The Kondo effect is the many-body screening of a local spin by a cloud of electrons at very low temperature. It has been proposed as an explanation of the zero-bias anomaly in quantum point contacts where interactions drive a spontaneous charge localization. However, the Kondo origin of this anomaly remains under debate, and additional experimental evidence is necessary. Here we report on the first phase-sensitive measurement of the zero-bias anomaly in quantum point contacts using a scanning gate microscope to create an electronic interferometer. We observe an abrupt shift of the interference fringes by half a period in the bias range of the zero-bias anomaly, a behavior which cannot be reproduced by single-particle models. We instead relate it to the phase shift experienced by electrons scattering off a Kondo system.
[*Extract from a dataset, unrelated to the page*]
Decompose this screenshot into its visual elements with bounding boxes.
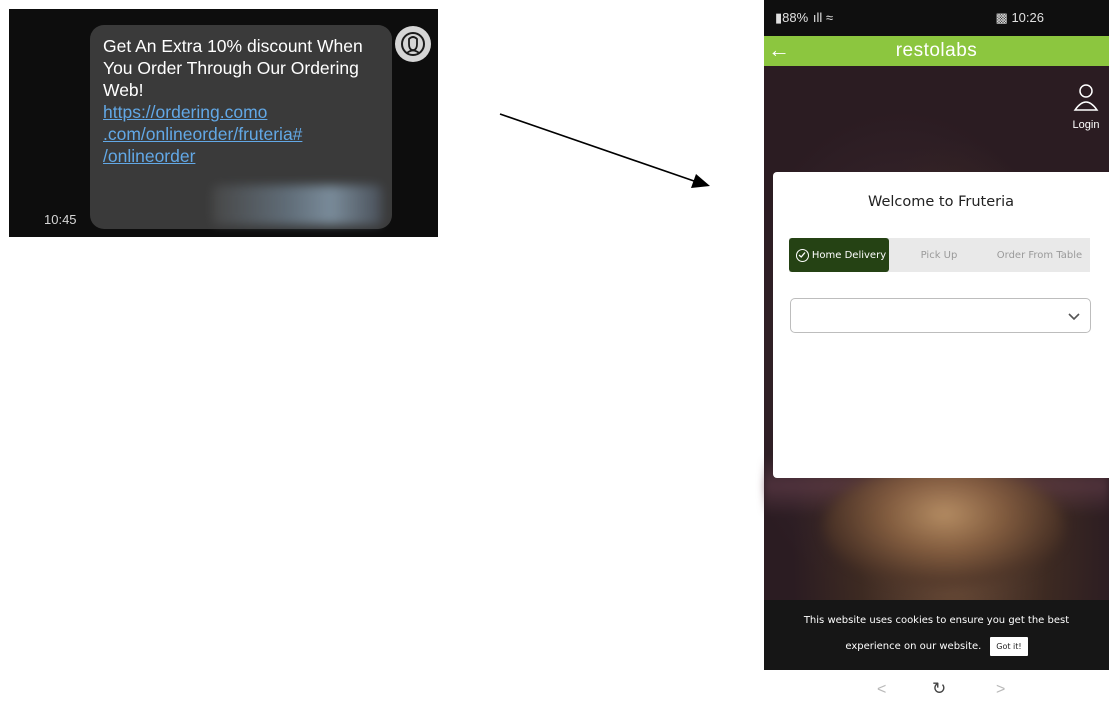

Our experiment therefore provides new evidence of this many-body effect in quantum point contacts.

Figure 1

(a) QPC conductance versus gate voltage at 30 mK (different cool down than other figures). Inset: image of the metallic split gate. (b) Differential conductance versus source-drain bias at 25 mK and different gate voltages. (c) Temperature dependence of the 0.7 anomaly from 50 to 900 mK. (d) Temperature dependence of the ZBA from 25 to 870 mK.

Figure 2

(a) Principle of scanning gate interferometry. (b) Potential landscape created by the split gate and the tip. (c) SGM image of the conductance at 25 mK when the QPC is tuned to the first conductance plateau. The QPC center is located at the coordinates ($-500\mathrm{nm}$, 650 nm).

Figure 3

(a) Interference fringes along line 1 [Fig. 2] versus source-drain bias at $-0.67\mathrm{V}$ gate voltage in (b). The conductance is differentiated with respect to tip position. Top panel: conductance curve for the tip position indicated by the arrow. Right panel: 3D plot showing the position of the phase shift at the bottom of the zero-bias peak. (b) Interference fringes along the same line versus gate voltage (at zero bias). The pinch-off voltage is shifted by 40 mV in the presence of the polarized tip with respect to Fig. 1. Top panel: conductance curve for the tip position indicated by the arrow. Right panel: 3D plot showing the position of the phase shift at the border of the plateau.

Figure 4

(a) Interference fringes along line 1 on the plateau (first panel) and below the plateau (second panel) at respectively $-0.65\mathrm{V}$ and $-0.67\mathrm{V}$ gate voltages in Fig. 3. Third panel: conductance curve at the tip position of the arrow, below the plateau (red curve) and on the plateau (blue curve). Bottom panel: the phase of the fringes exhibits a shift in the bias range of the ZBA (red curve) and evolves linearly on the plateau (blue curve). (b) Interference fringes along line 2 at a gate voltage below the plateau at 760 mK (first panel) and 25 mK (second panel). Third panel: conductance curve at the tip position of the arrow, at 25, 240, 440, and 760 mK from top to bottom. Bottom panel: phase of the fringes at the same temperatures.

Figure 5

(a) Interference fringes when the tip is scanned along line 3. Bottom panel: average conductance curve (blue) and phase of the fringes (red) showing a shift by $\pi$ within the ZBA. (b) Model of the SGM-based interferometry experiment where the QPC is represented by an asymmetric QD. Bottom panel: conductance in the symmetric case (blue) and phase of the interference fringes versus energy, for different asymmetries of the tunneling rates ${\mathrm{\Gamma }}_L$ and ${\mathrm{\Gamma }}_R$ (red to yellow). Central panel: tip-induced interference fringes for the asymmetry of the red curve.